I was able to take some time this weekend to watch the webcast of the presentation to LC staff by the Working Group on the Future of Bibliographic Control. Given that the presentation covered draft, rather than final, recommendations (the full draft report will be distributed on Nov. 30), I think it's best that I not get too hung up in the details based on the presentation.
For example, the recommendation that RDA development be abandoned until FRBR is better understood could be a very good thing or a very bad thing, in my opinion, depending on how the recommendation is written. Karen Coyle, consultant to the group, involved in helping to write the report, has already indicated that the report's recommendations will be presented differently than they were in the presentation, addressing RDA and FRBR separately. I fall in the camp that the currently-released RDA drafts fall short of the sea-change for which it strives, but I also think we need to be making this change sooner rather than later. We'll see, I suppose.

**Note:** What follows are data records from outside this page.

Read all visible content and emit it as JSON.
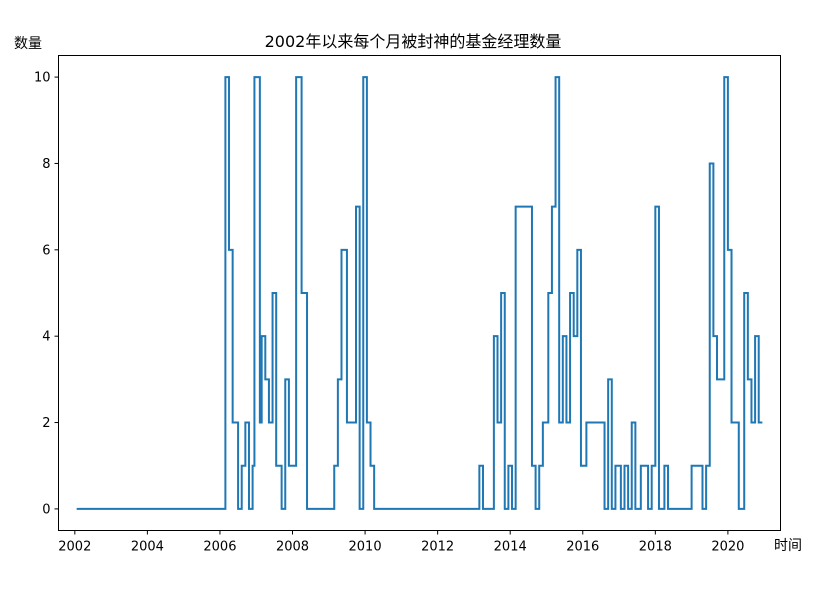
{
  "chart_data": {
    "type": "line",
    "title": "2002年以来每个月被封神的基金经理数量",
    "xlabel": "时间",
    "ylabel": "数量",
    "xlim": [
      2001.55,
      2021.45
    ],
    "ylim": [
      -0.5,
      10.5
    ],
    "xticks": [
      2002,
      2004,
      2006,
      2008,
      2010,
      2012,
      2014,
      2016,
      2018,
      2020
    ],
    "xtick_labels": [
      "2002",
      "2004",
      "2006",
      "2008",
      "2010",
      "2012",
      "2014",
      "2016",
      "2018",
      "2020"
    ],
    "yticks": [
      0,
      2,
      4,
      6,
      8,
      10
    ],
    "ytick_labels": [
      "0",
      "2",
      "4",
      "6",
      "8",
      "10"
    ],
    "grid": false,
    "legend": "none",
    "step": "post",
    "series": [
      {
        "color": "#1f77b4",
        "x": [
          2002.05,
          2006.15,
          2006.25,
          2006.35,
          2006.5,
          2006.6,
          2006.7,
          2006.8,
          2006.9,
          2006.95,
          2007.1,
          2007.15,
          2007.25,
          2007.35,
          2007.45,
          2007.55,
          2007.7,
          2007.8,
          2007.9,
          2008.1,
          2008.25,
          2008.4,
          2009.15,
          2009.25,
          2009.35,
          2009.5,
          2009.75,
          2009.85,
          2009.95,
          2010.05,
          2010.15,
          2010.25,
          2013.15,
          2013.25,
          2013.55,
          2013.65,
          2013.75,
          2013.85,
          2013.95,
          2014.05,
          2014.15,
          2014.6,
          2014.7,
          2014.8,
          2014.9,
          2015.05,
          2015.15,
          2015.25,
          2015.35,
          2015.45,
          2015.55,
          2015.65,
          2015.75,
          2015.85,
          2015.95,
          2016.1,
          2016.6,
          2016.7,
          2016.8,
          2016.9,
          2017.05,
          2017.15,
          2017.25,
          2017.35,
          2017.45,
          2017.6,
          2017.8,
          2017.9,
          2018.0,
          2018.1,
          2018.25,
          2018.35,
          2019.0,
          2019.3,
          2019.4,
          2019.5,
          2019.6,
          2019.7,
          2019.8,
          2019.9,
          2020.0,
          2020.1,
          2020.2,
          2020.3,
          2020.45,
          2020.55,
          2020.65,
          2020.75,
          2020.85,
          2020.95
        ],
        "y": [
          0,
          10,
          6,
          2,
          0,
          1,
          2,
          0,
          1,
          10,
          2,
          4,
          3,
          2,
          5,
          1,
          0,
          3,
          1,
          10,
          5,
          0,
          1,
          3,
          6,
          2,
          7,
          0,
          10,
          2,
          1,
          0,
          1,
          0,
          4,
          2,
          5,
          0,
          1,
          0,
          7,
          1,
          0,
          1,
          2,
          5,
          7,
          10,
          2,
          4,
          2,
          5,
          4,
          6,
          1,
          2,
          0,
          3,
          0,
          1,
          0,
          1,
          0,
          2,
          0,
          1,
          0,
          1,
          7,
          0,
          1,
          0,
          1,
          0,
          1,
          8,
          4,
          3,
          3,
          10,
          6,
          2,
          2,
          0,
          5,
          3,
          2,
          4,
          2,
          2
        ]
      }
    ]
  }
}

I was also thrilled to hear in Barbara Tillett's question from the audience that LC is close to making some of their vocabularies (she didn't say which ones, presumably things like the language codes - I suppose it's too much to hope LCSH would be included) available via SKOS. This is the first I've heard of that initiative, but I think it's fantastic. It's something my institution would be able to take advantage of fairly quickly.
But back to the big picture, which I think is the most significant part of this week's presentation. The working group has outlined a vision that goes far beyond the mechanics of bibliographic control, into the scope and functions of discovery and use applications. I think this is a significant development, one that has gone in exactly the right direction. It only makes sense to analyze how we do bibliographic control if we fully understand what it is that work is supporting. I don't recall any of the webcast presenters saying this in so many words, but the vision that was outlined was not just one for library catalogs as we define them today. It covered information systems in the larger sense, and how they could interact. The future of bibliographic control is not just the design of records we create and store; it's a fluid, connected, living information environment in which libraries are but one (albeit important) player. What an exciting time to be a librarian!